On February 07, 2013 Doctor of History, Professor of the East European Institute of the Free University of Berlin, Mr. Andrey Makarychev, delivered an open lecture within the framework of an interdisciplinary seminar held by the Scientific-and-Training Centre “Centre for Cultural Researches into Post-Socialism”:
“Images of Russia in Germany: Normative Limits and Cultural Practices”
In many respects perception of Russia by the united Germany is based on a matrix consisting of binary oppositions like “democracy – tyranny”, “freedom – absence of freedom”, “open – close society”, which has deeply rooted itself in a German social conscience. These limits which go back to post-war history and history of the county unification not only form a modern German political discourse, but also manifest themselves in a miraculous manner as a cultural phenomenon, which is especially well read by the example of historical-and-cultural landscape of Berlin.
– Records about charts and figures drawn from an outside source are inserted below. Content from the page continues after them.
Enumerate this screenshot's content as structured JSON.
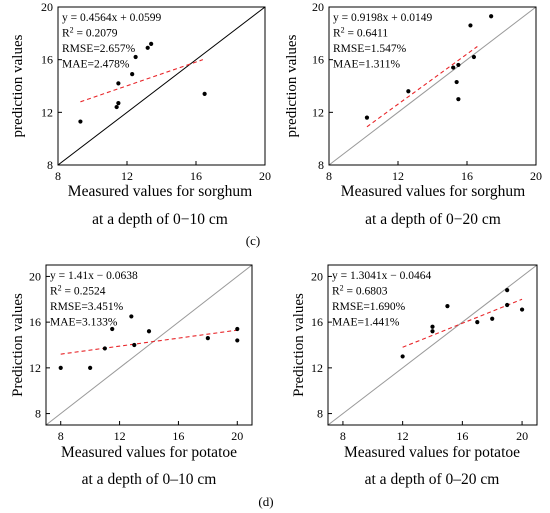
{
  "panel_labels": [
    "(c)",
    "(d)"
  ],
  "chart_data": [
    {
      "type": "scatter",
      "ylabel": "prediction values",
      "xlabel_lines": [
        "Measured values for sorghum",
        "at a depth of 0−10 cm"
      ],
      "xlim": [
        8,
        20
      ],
      "ylim": [
        8,
        20
      ],
      "xticks": [
        8,
        12,
        16,
        20
      ],
      "yticks": [
        8,
        12,
        16,
        20
      ],
      "stats": [
        "y = 0.4564x + 0.0599",
        "R2 = 0.2079",
        "RMSE=2.657%",
        "MAE=2.478%"
      ],
      "identity_line_color": "#000000",
      "fit": {
        "x": [
          9.3,
          16.4
        ],
        "y": [
          12.8,
          16.0
        ],
        "color": "#e8262a"
      },
      "points": {
        "x": [
          9.3,
          11.4,
          11.5,
          11.5,
          12.3,
          12.5,
          13.2,
          13.4,
          16.5
        ],
        "y": [
          11.3,
          12.4,
          12.7,
          14.2,
          14.9,
          16.2,
          16.9,
          17.2,
          13.4
        ]
      }
    },
    {
      "type": "scatter",
      "ylabel": "prediction values",
      "xlabel_lines": [
        "Measured values for sorghum",
        "at a depth of 0−20 cm"
      ],
      "xlim": [
        8,
        20
      ],
      "ylim": [
        8,
        20
      ],
      "xticks": [
        8,
        12,
        16,
        20
      ],
      "yticks": [
        8,
        12,
        16,
        20
      ],
      "stats": [
        "y = 0.9198x + 0.0149",
        "R2 = 0.6411",
        "RMSE=1.547%",
        "MAE=1.311%"
      ],
      "identity_line_color": "#9a9a9a",
      "fit": {
        "x": [
          10.2,
          16.6
        ],
        "y": [
          10.9,
          17.0
        ],
        "color": "#e8262a"
      },
      "points": {
        "x": [
          10.2,
          12.6,
          15.2,
          15.4,
          15.5,
          15.5,
          16.2,
          16.4,
          17.4
        ],
        "y": [
          11.6,
          13.6,
          15.4,
          14.3,
          13.0,
          15.6,
          18.6,
          16.2,
          19.3
        ]
      }
    },
    {
      "type": "scatter",
      "ylabel": "Prediction values",
      "xlabel_lines": [
        "Measured values for potatoe",
        "at a depth of 0–10 cm"
      ],
      "xlim": [
        7,
        21
      ],
      "ylim": [
        7,
        21
      ],
      "xticks": [
        8,
        12,
        16,
        20
      ],
      "yticks": [
        8,
        12,
        16,
        20
      ],
      "stats": [
        "y = 1.41x − 0.0638",
        "R2 = 0.2524",
        "RMSE=3.451%",
        "MAE=3.133%"
      ],
      "identity_line_color": "#9a9a9a",
      "fit": {
        "x": [
          8.0,
          20.0
        ],
        "y": [
          13.2,
          15.3
        ],
        "color": "#e8262a"
      },
      "points": {
        "x": [
          8.0,
          10.0,
          11.0,
          11.5,
          12.8,
          13.0,
          14.0,
          18.0,
          20.0,
          20.0
        ],
        "y": [
          12.0,
          12.0,
          13.7,
          15.4,
          16.5,
          14.0,
          15.2,
          14.6,
          15.4,
          14.4
        ]
      }
    },
    {
      "type": "scatter",
      "ylabel": "Prediction values",
      "xlabel_lines": [
        "Measured values for potatoe",
        "at a depth of 0–20 cm"
      ],
      "xlim": [
        7,
        21
      ],
      "ylim": [
        7,
        21
      ],
      "xticks": [
        8,
        12,
        16,
        20
      ],
      "yticks": [
        8,
        12,
        16,
        20
      ],
      "stats": [
        "y = 1.3041x − 0.0464",
        "R2 = 0.6803",
        "RMSE=1.690%",
        "MAE=1.441%"
      ],
      "identity_line_color": "#9a9a9a",
      "fit": {
        "x": [
          12.0,
          20.0
        ],
        "y": [
          13.8,
          18.0
        ],
        "color": "#e8262a"
      },
      "points": {
        "x": [
          12.0,
          14.0,
          14.0,
          15.0,
          17.0,
          18.0,
          19.0,
          19.0,
          20.0
        ],
        "y": [
          13.0,
          15.2,
          15.6,
          17.4,
          16.0,
          16.3,
          18.8,
          17.5,
          17.1
        ]
      }
    }
  ]
}
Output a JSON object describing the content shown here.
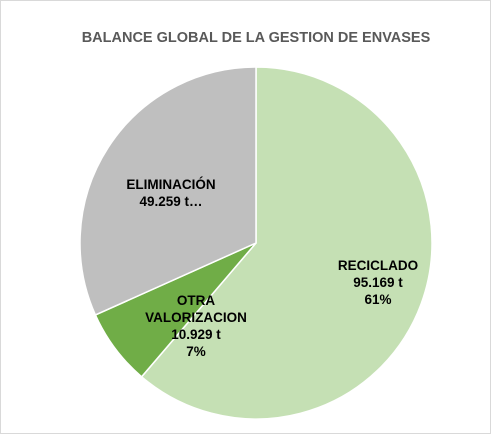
{
  "chart_data": {
    "type": "pie",
    "title": "BALANCE GLOBAL DE LA GESTION DE ENVASES",
    "categories": [
      "RECICLADO",
      "OTRA VALORIZACION",
      "ELIMINACIÓN"
    ],
    "values": [
      95169,
      10929,
      49259
    ],
    "value_labels": [
      "95.169 t",
      "10.929 t",
      "49.259 t…"
    ],
    "percent_labels": [
      "61%",
      "7%",
      null
    ],
    "colors": [
      "#c5e0b4",
      "#70ad47",
      "#bfbfbf"
    ]
  }
}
During his lecture Andrey Makarychev told the audience how German mass media and museums construct various images of Russia and how these images are connected with historical and cultural remembrance of relations between the two countries.
As a result the author comes to a conclusion that the structure of German discourse about Russia is not only historically predetermined and rooted in the history of mutual relations between the two countries, but is also determined by current relations between Russia and Germany to a large extent. It is difficult for Russia to fit in with German notions about democracy and tolerance. Furthermore, Mr. Makarychev made a supposition that Russia could change its negative cultural image which had formed in German mass media with the help of a soft power and an unobtrusive promotion of its new image, which would be able to correspond to ideals of German political society.